Qual é o papel do paracetamol?
Para entender o papel potencial do paracetamol nestas intoxicações, precisamos de entender o que acontece com o etilenoglicol e o dietilenoglicol no corpo.
Para serem tóxicos, estes glicóis devem ser convertidos num composto chamado glicoaldeído e depois em ácido glioxílico. O ácido glioxílico pode concentrar-se e danificar os rins – levando à morte por insuficiência renal.
A conversão é desencadeada por uma certa concentração de uma coenzima chamada nicotinamida adenina dinucleotídeo (NAD+).

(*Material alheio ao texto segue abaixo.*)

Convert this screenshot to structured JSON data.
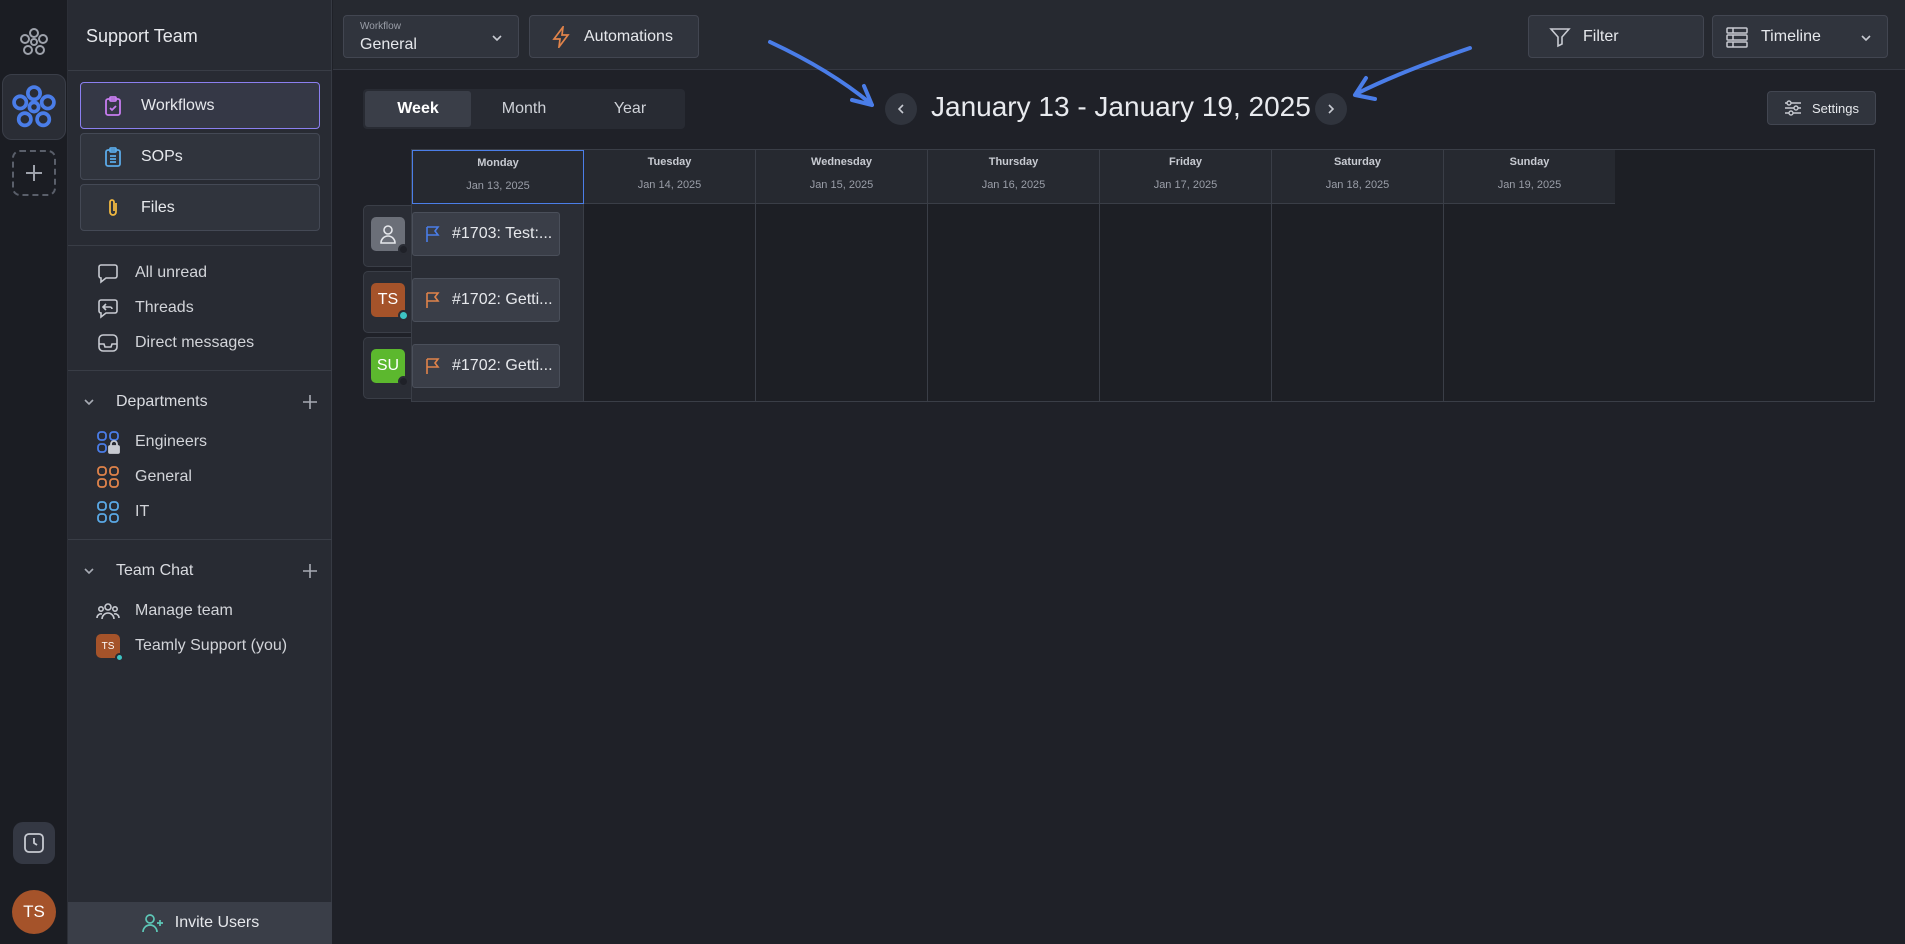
{
  "rail": {
    "avatar_initials": "TS"
  },
  "sidebar": {
    "team_name": "Support Team",
    "nav_cards": [
      {
        "label": "Workflows",
        "icon": "clipboard-check-icon"
      },
      {
        "label": "SOPs",
        "icon": "clipboard-list-icon"
      },
      {
        "label": "Files",
        "icon": "paperclip-icon"
      }
    ],
    "items": [
      {
        "label": "All unread",
        "icon": "chat-bubble-icon"
      },
      {
        "label": "Threads",
        "icon": "threads-icon"
      },
      {
        "label": "Direct messages",
        "icon": "inbox-icon"
      }
    ],
    "departments": {
      "title": "Departments",
      "items": [
        {
          "label": "Engineers",
          "color": "#4a7de8",
          "locked": true
        },
        {
          "label": "General",
          "color": "#e0834a"
        },
        {
          "label": "IT",
          "color": "#5aa9e6"
        }
      ]
    },
    "team_chat": {
      "title": "Team Chat",
      "manage": "Manage team",
      "member": "Teamly Support (you)",
      "member_initials": "TS"
    },
    "invite_label": "Invite Users"
  },
  "topbar": {
    "workflow_small": "Workflow",
    "workflow_value": "General",
    "automations": "Automations",
    "filter": "Filter",
    "view": "Timeline"
  },
  "calendar": {
    "views": [
      "Week",
      "Month",
      "Year"
    ],
    "active_view": "Week",
    "range": "January 13 - January 19, 2025",
    "settings": "Settings",
    "days": [
      {
        "name": "Monday",
        "date": "Jan 13, 2025"
      },
      {
        "name": "Tuesday",
        "date": "Jan 14, 2025"
      },
      {
        "name": "Wednesday",
        "date": "Jan 15, 2025"
      },
      {
        "name": "Thursday",
        "date": "Jan 16, 2025"
      },
      {
        "name": "Friday",
        "date": "Jan 17, 2025"
      },
      {
        "name": "Saturday",
        "date": "Jan 18, 2025"
      },
      {
        "name": "Sunday",
        "date": "Jan 19, 2025"
      }
    ],
    "rows": [
      {
        "avatar": "",
        "avatar_color": "#6b6f78",
        "status_color": "#1f2128",
        "task": "#1703: Test:...",
        "flag_color": "#4a7de8"
      },
      {
        "avatar": "TS",
        "avatar_color": "#a5532a",
        "status_color": "#3dc4c4",
        "task": "#1702: Getti...",
        "flag_color": "#e0834a"
      },
      {
        "avatar": "SU",
        "avatar_color": "#5cb82e",
        "status_color": "#1f2128",
        "task": "#1702: Getti...",
        "flag_color": "#e0834a"
      }
    ]
  },
  "colors": {
    "accent": "#4a7de8",
    "active_border": "#8b7ff0",
    "annotation_arrow": "#4a7de8"
  }
}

O NAD+ é regulado pelas mitocôndrias – pequenas estruturas nas células humanas que regulam muitas reações químicas no corpo.
Num estudo recente, ficou provado que na dose normal necessária para tratar a febre, o paracetamol inibe as mitocôndrias. Assim, afeta o nível de NAD+ e, por sua vez, a conversão de glicóis em toxinas. As crianças que tomam preparações de paracetamol contaminadas com os glicóis podem estar em perigo.
A combinação de medicamentos conm paracetamol e glicóis, mesmo quando a contaminação é relativamente baixa, mas acima do limite aceitável pela OMS de 0,5 mg/kg de peso corporal por dia, pode ser letal.
Ao contrário de outros medicamentos ou produtos alimentares que não perturbam a função mitocondrial, as preparações com níveis padrão de paracetamol têm maior probabilidade de levar a resultados adversos para crianças, devido ao aumento do metabolismo do etilenoglicol e do dietilenoglicol.
Outros medicamentos e alimentos contaminados com baixos níveis de etilenoglicol e dietilenoglicol provavelmente passam despercebidos porque não contêm paracetamol.
O que deve ser feito para evitar futuras mortes?
Se detetado precocemente, o envenenamento por etilenoglicol e dietilenoglicol pode ser tratado. Os dois antídotos mais amplamente utilizados para superdosagem são o fomepizole e o etanol. Ambos reduzem a quantidade de etilenoglicol tóxico e metabólito de dietilenoglicol produzidos no corpo.
Incidentes de intoxicações em massa destacam a necessidade de maior vigilância no monitorização de preparações contendo paracetamol.
Medicamentos contendo paracetamol são normalmente muito seguros para crianças. Mas, para evitar mortes relacionadas ao xarope para a tosse no futuro, tanto os pais quanto os profissionais médicos devem considerar a possibilidade de envenenamento por glicol se as crianças começarem a apresentar sintomas de intoxicação e sonolência após tomar o remédio.
Esses incidentes geralmente acontecem em países do Hemisfério Sul. Os fabricantes e as autoridades reguladoras desses países também têm a responsabilidade de proteger as crianças.